Lindgardt: We turned to the Society for Maternal-Fetal Medicine and key opinion leaders who deal with higher-risk pregnancies, and they helped design an intervention that includes three components: low-dose aspirin (81mg aspirin), vaginal progesterone applied daily and care management – a fancy name for a structured nurse call every week, which, frankly, is better care.  

So, that's a three-prong bundle that we tested in three clinical trials: prevent, avert and prime. It just concluded very successfully. It was stopped in the interim.  

About a year ago, we got a letter unexpectedly from DSMB [Data Safety and Monitoring Board] that oversaw our trial. They saw the interim data and said, "You can stop the trial. The results look amazing."

By the time we stopped enrollment, we already enrolled 5,000 patients. So just last week, the abstract from that study was published in the pregnancy journal.  

We hit both primary and co-primary endpoints, which were the health of the baby and hospital length of stay. So the health of the baby improved by 20% as measured by neonatal mortality and morbidity index, which is a four-point scale – four being, unfortunately, the death of the baby, and one being some light complications for the baby. So, a 20% improvement means that the complications were a lot less severe. Why?

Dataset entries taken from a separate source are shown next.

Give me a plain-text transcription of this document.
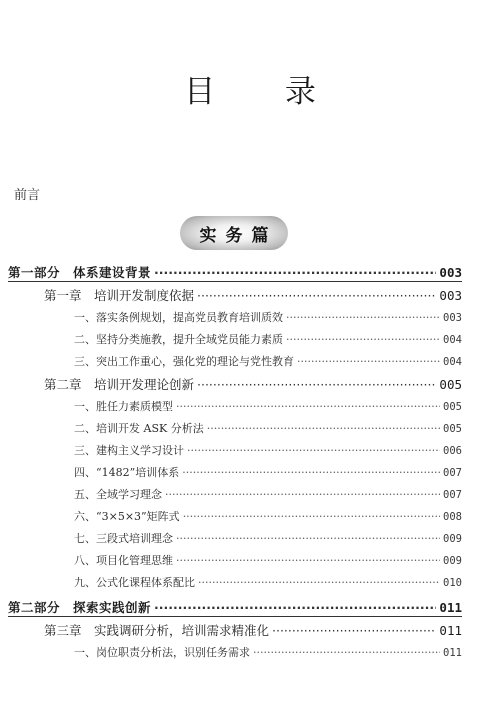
目 录
前言
实务篇
第一部分　体系建设背景 ·····	003
第一章　培训开发制度依据 ·····	003
一、落实条例规划，提高党员教育培训质效 ·····	003
二、坚持分类施教，提升全域党员能力素质 ·····	004
三、突出工作重心，强化党的理论与党性教育 ·····	004
第二章　培训开发理论创新 ·····	005
一、胜任力素质模型 ·····	005
二、培训开发 ASK 分析法 ·····	005
三、建构主义学习设计 ·····	006
四、“1482”培训体系 ·····	007
五、全域学习理念 ·····	007
六、“3×5×3”矩阵式 ·····	008
七、三段式培训理念 ·····	009
八、项目化管理思维 ·····	009
九、公式化课程体系配比 ·····	010
第二部分　探索实践创新 ·····	011
第三章　实践调研分析，培训需求精准化 ·····	011
一、岗位职责分析法，识别任务需求 ·····	011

Because stratifying the pregnancy early into higher risk versus not higher risk, and deploying the intervention extended gestation and made the baby healthier at birth by exchanging gestation, and therefore the baby gets out of the hospital sooner because it's healthier.  

So the second co-primary endpoint was the length of stay in the hospital, and that was improved dramatically also. 

MHN: How have providers responded to the study?

Lindgardt:The reception has been very curious and positive, because physicians do not have any tools. They want to be able to screen for preterm birth, because 50% of moms who end up giving birth prematurely don't have any other risk factors. So, there is no way for physicians to spot them and to predict, and this is the most litigated profession, unfortunately, in healthcare, because, of course, as you said, it's a tragedy if you lose a baby or if you have complications for the baby.

So, they are appropriately keen to get verified, robust tools to spot who that woman is at risk that they should pay attention to. 

The average appointment length is 15 minutes, and they need to stratify their resources to the mom who needs it the most  but how do they know which mom needs it the most? That's where the test comes in. So, they're very keen to get more tools.

That's why this is so powerful, because you can predict something is going to go wrong and ameliorate its effects before the physician diagnoses a condition or a complication.